Three former torture and execution sites used by Cambodia’s Khmer Rouge regime have been added to the UNESCO World Heritage list, in recognition of their journey “from centers of repression to places of peace and reflection.”
Two prisons and an execution site were inscribed on the list by UNESCO on Friday during the 47th Session of the World Heritage Committee in Paris, the AFP news agency reported.
The sites include the Tuol Sleng Genocide Museum (formerly S-21 security prison) and the Choeung Ek “killing fields” attached to S-21, both in the capital Phnom Penh. The third site is the former M-13 prison on the border between Kampong Chhnang and Kampong Speu provinces, where the communist Khmer Rouge honed their security techniques prior to coming to power.
As such, the three sites played an important role in the proceedings at the U.N.-backed tribunal set up to try surviving members of the Khmer Rouge, especially in the case of Kaing Guek Eav (alias Comrade Duch), the zealous former captain of both M-13 and S-21. After being convicted of crimes against humanity by the court in 2012, Duch died in prison in 2020.
The UNESCO listing comes shortly after the 50th anniversary of this takeover of the communist Khmer Rouge on April 17, 1975, which initiated three years, eight months, and 20 days of intense suffering and privation for the country’s people. By the time the Vietnamese military overthrew it in January 1979, the regime – its official name was Democratic Kampuchea – had caused the deaths of an estimated 1.7 million people from overwork, sickness, and execution.
The listing was greeted with government-sponsored ceremonies yesterday, including at both S-21 and Choeung Ek, during which monks and government officials beat drums and hit gongs in celebration.
The three sites – referred to collectively by UNESCO as “Cambodian memorial sites” – are the first modern and non-classical archaeological sites that Cambodia has nominated for World Heritage status, and is among the first in the world to be submitted as a site associated with recent conflict, Cambodia’s Ministry of Culture and Fine Arts said in a statement cited by AFP.
Four other Cambodian sites have previously been added to the UNESCO list: the Angkor temple complex outside Siem Reap; Preah Vihear temple, an eleventh-century temple on the border with Thailand; and the temple complexes of Sambor Prei Kuk and Koh Ker.
According to Cambodia’s submission to UNESCO, the three memorial sites “bear irrefutable evidence of events amounting to one of the most serious abuses of human rights in the 20th century.” In justifying their joint nomination, it noted that the three locations “embod[y] the essential stages of the development and functioning of the Khmer Rouge security system.”

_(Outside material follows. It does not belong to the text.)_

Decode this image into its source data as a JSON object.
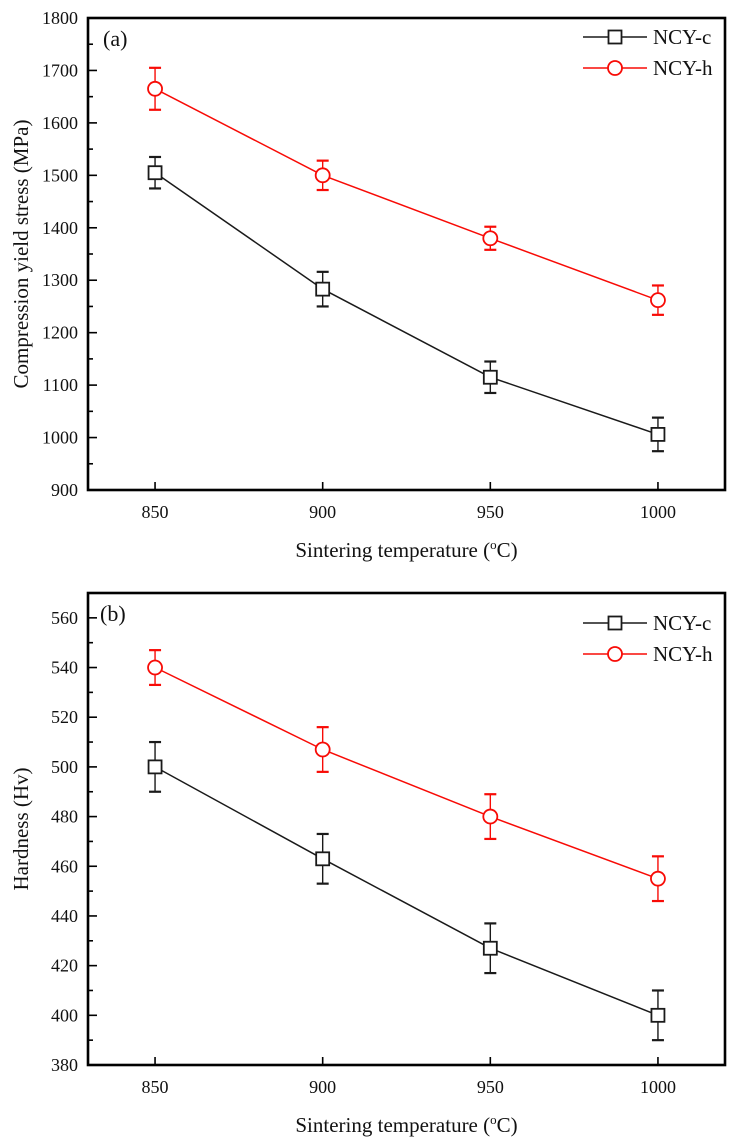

S-21, a former primary school, was perhaps the most important and best known of the regime’s dozens of prisons and security centers. Within its classrooms and crudely constructed isolation chambers, at least 14,000 “enemies of the revolution” were interrogated, tortured, forced to confess often imaginary crimes, and butchered at Choeung Ek. These eventually included many members of the Khmer Rouge revolution itself.
After Vietnam’s overthrow of the Khmer Rouge in 1979, Vietnamese museum experts helped transform S-21 into a museum showcasing the atrocities of Democratic Kampuchea. The museum’s displays are today dominated by the hypnotic black and white portraits of its thousands of victims, which were taken upon their admission to S-21. The museum also houses extensive archives related to the Khmer Rouge era, including the chilling interrogation files compiled by Duch and his subordinates. Choeung Ek was similarly transformed into a memorial site known as the Choeung Ek Genocidal Center.
By contrast, M-13 was active prior to the fall of Phnom Penh in 1975, when it was used to punish and interrogate people living in “liberated zones” controlled by the Khmer Rouge. It was here that many of the Khmer Rouge’s security “techniques” were tested and honed. As the Konrad Adenauer Stiftung noted in a recent study of the site, “understanding what happened at M-13 is an important part of understanding the evolution of the Khmer Rouge ideology and its development of imprisonment and torture even before the regime seized full power over the country in April 1975.”
In its submission to UNESCO, the Cambodian government said that the nomination of the three sites “encourage visitors to take a critical look at the dynamics of violence and the consequences of political persecution under repressive ideologies.” It added that the proposed listing “encourages peaceful coexistence among peoples and fosters a commitment to never repeat such atrocities.”